Quantitative valve motion assessment in adolescents using point-of-care ultrasound: short communication

This pilot study demonstrates the feasibility of obtaining EPSS and TAPSE values in healthy adolescents using POCUS. The measurements closely aligned with established pediatric echocardiography reference ranges. One study of 84 subjects less than 20 years of age reported a mean EPSS of 3.0 mm (95% CI: 0.4–5.6 mm) and a 0 mm distance visualized 24% of the time [9]. Another study of 105 subjects aged 1 day to 15 years reported a mean EPSS of 2.5 mm (95% CI: of 0.8–4.2 mm), with an upper limit of 6 mm [10]. For TAPSE, a study of 122 subjects between 13–18 years has reported a mean of 2.6 cm (95% CI: 2.2–3.0 cm).

Quantitative POCUS measurements such as EPSS and TAPSE offer an adjunct to traditional qualitative assessments of cardiac function. These measures could enhance diagnostic precision for critical conditions such as heart failure and pulmonary embolism. Importantly, we did not observe any overlap with established measurements in adult patients when severe left ventricular systolic dysfunction (EPSS > 7 mm) or cutoff values shown to be associated with clinically important pulmonary embolus (TAPSE ≤ 1.5 cm, ≤ 1.6 cm, and < 1.8 cm) [8, 11].

The absence of strong correlations between TAPSE and anthropometric data observed in this study contrasts with previous reports of strong associations between valve motion measurements and anthropometric factors. For instance, prior studies have shown positive correlations between EPSS and both height (r = 0.57) and weight (r = 0.60) in broader pediatric age groups [9]. Similarly, TAPSE has been reported to correlate strongly with height and weight (r > 0.8) in large cohorts of children aged 0–18 years [12]. These discrepancies may be attributed to the narrower age range of our study population.

Several limitations warrant consideration. First, the study focused exclusively on healthy adolescents aged 12–17 years, limiting the generalizability of findings to younger children or those with active cardiopulmonary conditions. Additionally, height was self-reported, potentially introducing measurement error. The small sample size precludes definitive conclusions regarding anthropometric correlations and limits the statistical power to detect subtle differences in valve motion measurements. Finally, the evaluations were performed by experienced POCUS faculty, raising questions about the reproducibility of these measurements by less experienced providers. Current recommendations for cardiac POCUS in pediatrics emphasize the importance of training and oversight for qualitative assessments only to evaluate left ventricular systolic dysfunction [13].

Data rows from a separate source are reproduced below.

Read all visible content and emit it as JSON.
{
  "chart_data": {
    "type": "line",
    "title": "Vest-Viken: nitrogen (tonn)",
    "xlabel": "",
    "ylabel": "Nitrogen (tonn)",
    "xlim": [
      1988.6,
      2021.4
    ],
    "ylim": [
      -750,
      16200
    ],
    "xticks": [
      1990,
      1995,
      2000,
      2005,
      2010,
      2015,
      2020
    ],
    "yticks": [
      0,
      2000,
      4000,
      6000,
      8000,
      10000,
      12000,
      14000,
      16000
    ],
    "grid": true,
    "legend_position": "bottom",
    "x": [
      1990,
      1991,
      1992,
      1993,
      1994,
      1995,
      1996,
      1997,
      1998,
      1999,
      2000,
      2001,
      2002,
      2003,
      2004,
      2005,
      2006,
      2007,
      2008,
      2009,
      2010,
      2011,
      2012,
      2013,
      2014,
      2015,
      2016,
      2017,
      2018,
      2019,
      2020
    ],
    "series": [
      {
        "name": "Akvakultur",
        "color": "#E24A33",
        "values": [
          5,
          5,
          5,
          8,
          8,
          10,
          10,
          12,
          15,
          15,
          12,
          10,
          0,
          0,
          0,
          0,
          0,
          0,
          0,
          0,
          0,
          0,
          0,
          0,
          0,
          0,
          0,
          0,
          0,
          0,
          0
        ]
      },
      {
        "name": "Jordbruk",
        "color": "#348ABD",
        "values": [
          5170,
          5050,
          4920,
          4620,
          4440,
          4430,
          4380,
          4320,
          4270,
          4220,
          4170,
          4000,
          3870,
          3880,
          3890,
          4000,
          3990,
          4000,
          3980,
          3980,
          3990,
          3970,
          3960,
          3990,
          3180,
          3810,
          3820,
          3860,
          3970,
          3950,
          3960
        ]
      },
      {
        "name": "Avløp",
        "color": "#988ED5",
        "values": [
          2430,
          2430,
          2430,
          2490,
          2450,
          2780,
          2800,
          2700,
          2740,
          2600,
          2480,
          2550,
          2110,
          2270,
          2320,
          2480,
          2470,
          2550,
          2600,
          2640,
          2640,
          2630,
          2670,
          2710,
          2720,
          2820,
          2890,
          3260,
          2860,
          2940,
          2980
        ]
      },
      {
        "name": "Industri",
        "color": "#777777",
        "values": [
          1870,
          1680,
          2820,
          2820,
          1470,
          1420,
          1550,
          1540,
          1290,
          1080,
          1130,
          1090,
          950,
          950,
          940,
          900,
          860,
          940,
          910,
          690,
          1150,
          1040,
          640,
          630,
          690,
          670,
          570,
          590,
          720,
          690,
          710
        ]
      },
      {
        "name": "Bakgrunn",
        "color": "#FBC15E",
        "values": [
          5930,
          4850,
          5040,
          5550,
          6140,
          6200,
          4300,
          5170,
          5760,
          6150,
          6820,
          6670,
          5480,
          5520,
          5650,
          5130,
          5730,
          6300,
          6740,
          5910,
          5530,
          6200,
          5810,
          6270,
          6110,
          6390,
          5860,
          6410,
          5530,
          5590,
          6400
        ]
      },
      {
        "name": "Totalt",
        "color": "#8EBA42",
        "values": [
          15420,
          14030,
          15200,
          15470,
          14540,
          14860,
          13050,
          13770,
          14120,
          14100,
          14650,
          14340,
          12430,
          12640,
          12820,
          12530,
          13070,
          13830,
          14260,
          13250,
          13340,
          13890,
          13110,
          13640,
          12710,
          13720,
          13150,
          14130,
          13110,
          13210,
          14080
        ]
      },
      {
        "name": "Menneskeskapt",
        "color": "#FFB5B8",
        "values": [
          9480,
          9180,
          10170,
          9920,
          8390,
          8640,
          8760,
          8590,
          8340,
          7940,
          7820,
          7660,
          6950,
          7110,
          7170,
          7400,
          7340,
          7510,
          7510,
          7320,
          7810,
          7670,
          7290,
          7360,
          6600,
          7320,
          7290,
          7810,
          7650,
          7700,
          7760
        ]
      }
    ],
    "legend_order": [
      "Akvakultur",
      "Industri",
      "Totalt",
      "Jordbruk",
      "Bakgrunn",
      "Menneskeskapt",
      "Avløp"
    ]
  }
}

While M-mode measurements offer the advantage of reproducible metrics that can track changes over time or be compared to established norms, their reliability may be limited in certain clinical scenarios. Caution should be exercised when conduction delays (e.g., left bundle branch block), structural abnormalities, arrhythmias, or altered hemodynamic states (e.g., severe dehydration) are present, which can alter septal or valve motion. Additionally, obtaining M-mode measurements can add complexity for novice sonologists and may not always be necessary when qualitative assessments provide sufficient information to guide clinical decision-making. Therefore, M-mode measurements should be regarded as an adjunctive tool in pediatric cardiopulmonary assessments, complementing but not replacing broader qualitative evaluations.

Future research should investigate the utility of EPSS and TAPSE in younger pediatric populations and during active disease states such as myocarditis, pulmonary embolism, or asthma exacerbations. Studies should also evaluate the feasibility of teaching these quantitative techniques to trainees and examine inter-observer reliability. Further exploration of the role of quantitative measures by POCUS in differentiating mild versus severe ventricular dysfunction is reasonable. As training and technology evolve, quantitative POCUS measurements have the potential to enhance diagnostic accuracy, reduce reliance on ionizing radiation, and improve outcomes for pediatric patients.